In writing this piece, I asked my younger brother for his memories of the Purim carnival. All he could remember was his alligator costume from around age six. Gray convoluted foam, some green spray paint, and green sweatpants made him quite the feared crocodilian. My favorite costume was from about second or third grade. My mom took a skirt with rows and rows of sequins and metallic thread that she hadn’t worn in years, cut it on a seam, hemmed it and attached some hooks. It became my royal cape. I made myself a crown out of cardboard, paint, and aluminum foil. My mom let me wear makeup, including a deep red lipstick. I looked terrific. I wasn’t vain! I was Queen Vashti.

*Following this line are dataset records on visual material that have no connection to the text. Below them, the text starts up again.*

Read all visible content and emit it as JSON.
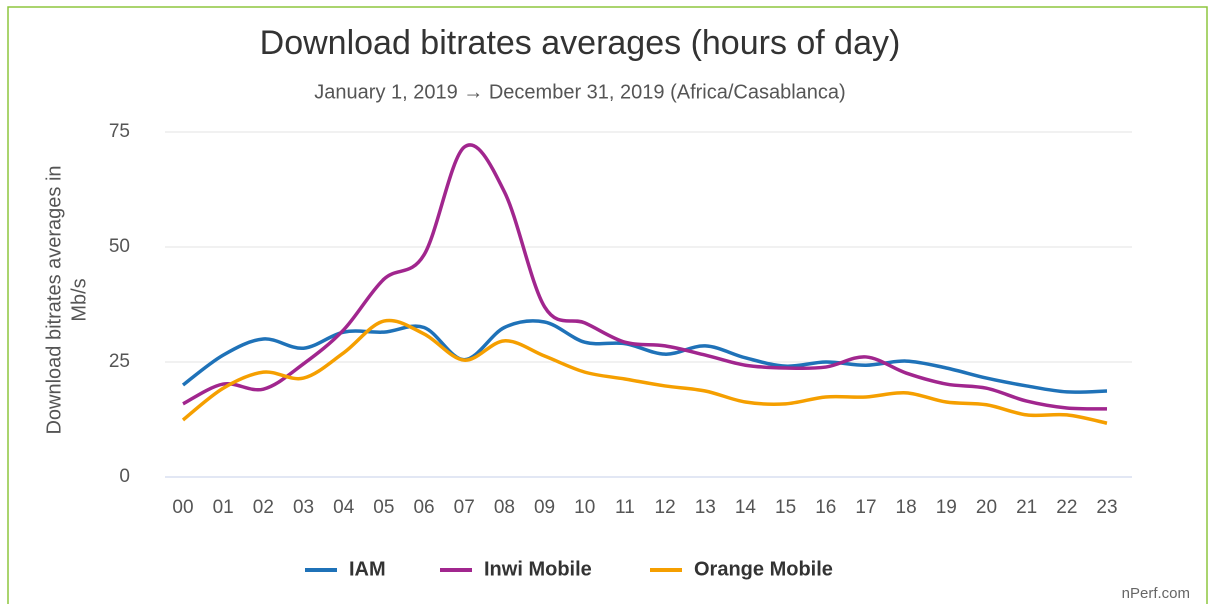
{
  "chart_data": {
    "type": "line",
    "title": "Download bitrates averages (hours of day)",
    "subtitle": "January 1, 2019 → December 31, 2019 (Africa/Casablanca)",
    "ylabel": [
      "Download bitrates averages in",
      "Mb/s"
    ],
    "source": "nPerf.com",
    "categories": [
      "00",
      "01",
      "02",
      "03",
      "04",
      "05",
      "06",
      "07",
      "08",
      "09",
      "10",
      "11",
      "12",
      "13",
      "14",
      "15",
      "16",
      "17",
      "18",
      "19",
      "20",
      "21",
      "22",
      "23"
    ],
    "series": [
      {
        "name": "IAM",
        "color": "#1f72b8",
        "values": [
          20,
          26.5,
          30,
          28,
          31.5,
          31.5,
          32.5,
          25.5,
          32.5,
          33.7,
          29.3,
          29,
          26.7,
          28.5,
          25.9,
          24.1,
          25,
          24.3,
          25.2,
          23.7,
          21.5,
          19.8,
          18.5,
          18.7
        ]
      },
      {
        "name": "Inwi Mobile",
        "color": "#a1268e",
        "values": [
          15.9,
          20.2,
          19.1,
          24.6,
          32,
          43,
          48.3,
          71.7,
          62,
          37,
          33.5,
          29.3,
          28.5,
          26.5,
          24.3,
          23.7,
          23.9,
          26.1,
          22.6,
          20.2,
          19.3,
          16.5,
          15,
          14.8
        ]
      },
      {
        "name": "Orange Mobile",
        "color": "#f59f00",
        "values": [
          12.4,
          19.3,
          22.8,
          21.5,
          27,
          33.9,
          31.1,
          25.4,
          29.6,
          26.3,
          22.8,
          21.3,
          19.8,
          18.7,
          16.3,
          15.9,
          17.4,
          17.4,
          18.3,
          16.3,
          15.7,
          13.5,
          13.5,
          11.7
        ]
      }
    ],
    "ylim": [
      0,
      75
    ],
    "yticks": [
      0,
      25,
      50,
      75
    ],
    "grid": true,
    "legend": "bottom"
  }
}
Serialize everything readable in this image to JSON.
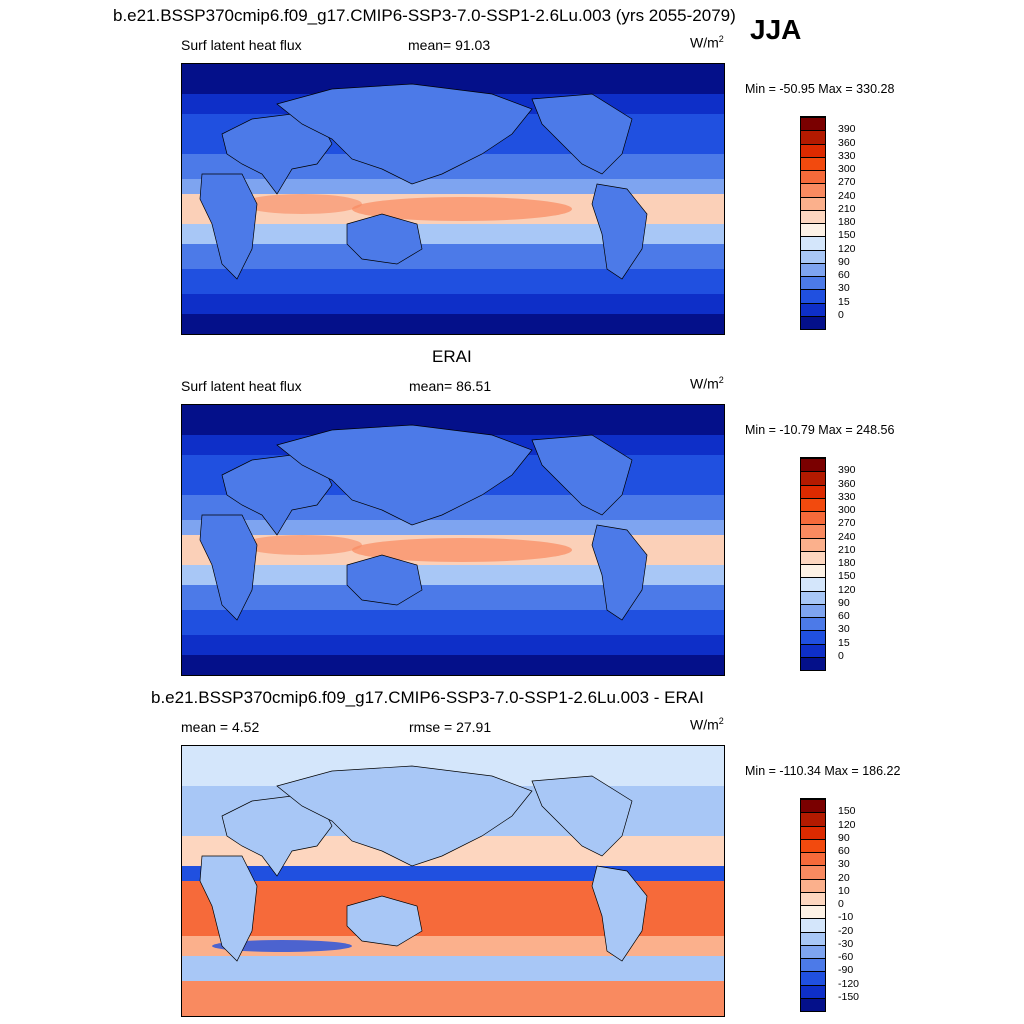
{
  "season": "JJA",
  "panels": [
    {
      "title": "b.e21.BSSP370cmip6.f09_g17.CMIP6-SSP3-7.0-SSP1-2.6Lu.003 (yrs 2055-2079)",
      "left_label": "Surf latent heat flux",
      "center_label": "mean=  91.03",
      "units": "W/m",
      "units_sup": "2",
      "minmax": "Min = -50.95 Max = 330.28",
      "colorbar": {
        "labels": [
          "390",
          "360",
          "330",
          "300",
          "270",
          "240",
          "210",
          "180",
          "150",
          "120",
          "90",
          "60",
          "30",
          "15",
          "0"
        ],
        "colors": [
          "#7a0000",
          "#b31a00",
          "#dd2a00",
          "#f24a0e",
          "#f66a3a",
          "#f98a60",
          "#fbb08c",
          "#fdd6bf",
          "#fdf2e6",
          "#d4e6fb",
          "#a8c7f6",
          "#7ea4f0",
          "#4c7ae8",
          "#2050e0",
          "#0e2fc8",
          "#04108a"
        ]
      },
      "scheme": "abs"
    },
    {
      "title": "ERAI",
      "left_label": "Surf latent heat flux",
      "center_label": "mean=  86.51",
      "units": "W/m",
      "units_sup": "2",
      "minmax": "Min = -10.79 Max = 248.56",
      "colorbar": {
        "labels": [
          "390",
          "360",
          "330",
          "300",
          "270",
          "240",
          "210",
          "180",
          "150",
          "120",
          "90",
          "60",
          "30",
          "15",
          "0"
        ],
        "colors": [
          "#7a0000",
          "#b31a00",
          "#dd2a00",
          "#f24a0e",
          "#f66a3a",
          "#f98a60",
          "#fbb08c",
          "#fdd6bf",
          "#fdf2e6",
          "#d4e6fb",
          "#a8c7f6",
          "#7ea4f0",
          "#4c7ae8",
          "#2050e0",
          "#0e2fc8",
          "#04108a"
        ]
      },
      "scheme": "abs"
    },
    {
      "title": "b.e21.BSSP370cmip6.f09_g17.CMIP6-SSP3-7.0-SSP1-2.6Lu.003 - ERAI",
      "left_label": "mean =   4.52",
      "center_label": "rmse =  27.91",
      "units": "W/m",
      "units_sup": "2",
      "minmax": "Min = -110.34 Max = 186.22",
      "colorbar": {
        "labels": [
          "150",
          "120",
          "90",
          "60",
          "30",
          "20",
          "10",
          "0",
          "-10",
          "-20",
          "-30",
          "-60",
          "-90",
          "-120",
          "-150"
        ],
        "colors": [
          "#7a0000",
          "#b31a00",
          "#dd2a00",
          "#f24a0e",
          "#f66a3a",
          "#f98a60",
          "#fbb08c",
          "#fdd6bf",
          "#fdf2e6",
          "#d4e6fb",
          "#a8c7f6",
          "#7ea4f0",
          "#4c7ae8",
          "#2050e0",
          "#0e2fc8",
          "#04108a"
        ]
      },
      "scheme": "diff"
    }
  ]
}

The carnival was also the place to play a few games and win a goldfish that would surely not make it to Passover. Sadly, carnival fish are not given the proper respect they deserve as a living creature, but I think we did our best. It was a ring toss game that brought Goldie into our lives. I won the game, and my prize was a tiny goldfish. Our family had just set up a tropical fish tank a few months before, so I was excited to bring him to meet our other fish. Another classmate of mine also won a goldfish that day that she named Creamsicle. Creamsicle wound up spending his days in a simple fish bowl. Apparently, we both got everlasting carnival fish, as three years later, my friend and I still had our Purim carnival fish. They both grew big and fat, way larger than a 35-cent goldfish probably should grow. My grandmother loved to tease us about Goldie by asking when she could make gefilte fish out of him. We did not appreciate the questioning. When Goldie passed on, we had a fish funeral and buried him in the yard. It was a good life for our carnival fish, a festive life. Why we didn’t opt for a burial at sea was beyond my youthful reckoning.